I miss the Iraq War.

I don’t have much access to strategic U.S. documentation about troop and supply movement in the Middle East. I couldn’t lay down a super cool logistic about when it started becoming apparent that things were slowing down over there outside of some jumbled, projected dates I heard on the news. It’s O.K. I don’t see any popular historians jumping at the opportunity to be first to strategically analyze the Iraq War.

With the Iraq War, we can pretty much talk about one of two things: Was it a valid military operation or wasn’t it? I miss endlessly talking about that. And I could be sitting now, drinking hot cocoa and trying to squeeze the last little bit of controversy out of that decade of my life. If only Bin Laden were still around.

Do you remember? Oh, it was so important to everyone. Honestly, who’s had as much consistent fun whining about something? It divided the country straight down the middle for a decade. Whenever there was nothing else to talk about, there was the war. Like, was it even a war?

More than anything I miss the public energy — when people were actually looking in the general direction of where 70 percent of the government’s money goes — and has increasingly been going — for the last decade. Now, something about overwhelming, destabilizing debt is what people are talking about. Good thing the government and media are talking about all of the other way crazier budget imbalances, and that there’s no correlation between military spending and government spending.
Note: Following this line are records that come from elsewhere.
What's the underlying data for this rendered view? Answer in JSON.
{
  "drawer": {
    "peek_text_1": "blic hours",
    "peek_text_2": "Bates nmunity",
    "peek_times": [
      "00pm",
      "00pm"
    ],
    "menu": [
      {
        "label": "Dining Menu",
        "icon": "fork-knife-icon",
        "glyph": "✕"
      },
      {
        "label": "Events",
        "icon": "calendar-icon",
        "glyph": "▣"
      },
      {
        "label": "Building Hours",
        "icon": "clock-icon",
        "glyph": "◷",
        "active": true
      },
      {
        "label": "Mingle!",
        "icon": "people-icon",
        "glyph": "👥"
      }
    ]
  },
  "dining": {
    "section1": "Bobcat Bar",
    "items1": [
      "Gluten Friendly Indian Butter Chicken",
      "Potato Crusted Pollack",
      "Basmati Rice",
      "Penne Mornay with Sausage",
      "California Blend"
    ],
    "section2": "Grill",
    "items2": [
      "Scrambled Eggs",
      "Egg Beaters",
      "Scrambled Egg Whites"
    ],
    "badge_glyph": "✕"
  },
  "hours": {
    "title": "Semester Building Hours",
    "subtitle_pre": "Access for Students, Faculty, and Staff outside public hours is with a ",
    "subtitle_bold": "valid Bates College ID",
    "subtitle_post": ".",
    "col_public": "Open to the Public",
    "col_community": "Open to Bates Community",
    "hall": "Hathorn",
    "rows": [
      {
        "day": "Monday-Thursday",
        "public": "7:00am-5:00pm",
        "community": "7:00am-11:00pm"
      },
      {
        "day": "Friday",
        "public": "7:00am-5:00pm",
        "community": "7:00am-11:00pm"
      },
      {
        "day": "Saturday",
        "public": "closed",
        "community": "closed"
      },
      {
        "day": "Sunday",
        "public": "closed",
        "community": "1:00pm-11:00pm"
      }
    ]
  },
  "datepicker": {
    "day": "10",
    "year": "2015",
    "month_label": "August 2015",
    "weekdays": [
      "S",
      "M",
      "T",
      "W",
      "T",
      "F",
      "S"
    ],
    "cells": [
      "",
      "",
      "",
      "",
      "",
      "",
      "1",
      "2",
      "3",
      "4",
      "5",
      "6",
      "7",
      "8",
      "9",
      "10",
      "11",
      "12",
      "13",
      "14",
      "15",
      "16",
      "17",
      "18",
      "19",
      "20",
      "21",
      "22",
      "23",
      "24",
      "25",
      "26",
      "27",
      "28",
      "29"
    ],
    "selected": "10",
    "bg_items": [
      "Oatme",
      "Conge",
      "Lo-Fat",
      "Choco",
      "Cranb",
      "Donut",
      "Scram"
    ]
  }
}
Ignoring our activity overseas makes me feel like America is attending more to its domestic issues. That makes me feel nice.

However, the government can spend its secret government money on what it wants when it’s in places I just don’t care about. We do not need reasons anymore, and thank goodness they’ve given up trying to manufacture them; especially now that Osama is dead, that Muslim Voldemort whose swift death just as quickly killed any meaningful emotional involvement people had over there. But that was getting really old, even though one of my favorite words, “terrorist,” became a cliché in circles of most self-aware mammals as a result.

But when the cameras face inwardly, of course we need to know exactly what’s going on. Who cares if civilians are being killed by soldiers who kill themselves as much as bombs and bored farmers with AK-47s do? We have too much to worry about. Like what’s being done with the little money not being used by the Pentagon to secure commodities in less stable countries.

The money (and life) that is being used up by the Pentagon, well, it’s not important anymore. Has Iraq or Afghanistan come up once in a political election of late? There is no controversy anymore. And if there is, it isn’t up to us to think about, guys. The people who are squabbling theatrically over how much they’re going to put government spending in check have got this covered. They probably know something that we don’t — like about how “dependence on foreign oil” wasn’t actually a bad thing. Obviously fossil fuel security is worth running our entire economy into the ground; because people advocating meaningful research into alternatives don’t have the pre-existing moneyed interests to be properly heard. Obama himself has had many such jokes at our expense.

Perhaps fascism is too strong a word to describe this unforgivable disconnect with reality. Government spending has caused a debt crisis, but it’s done so funding wars and paying off the megalomaniacal financial sector. To point the finger at education and public services is nothing short of the purest evil. But there are pieces of this political philosophy that have undeniably earned their validity; when was the last time you heard the news suggest funding anything with cuts to military spending? You haven’t.

I miss the Iraq War because, compared to now, it was a care-free conversation about the injustice of the most stabilizing country in the world arbitrarily adopting a primitive, violent foreign policy. We wrote the book on multilateral cooperation and peace through economic growth, won the heart of the world, and then abandoned all of it for something that is financially destroying us in a very real way. And conservatives would hold public school teachers accountable.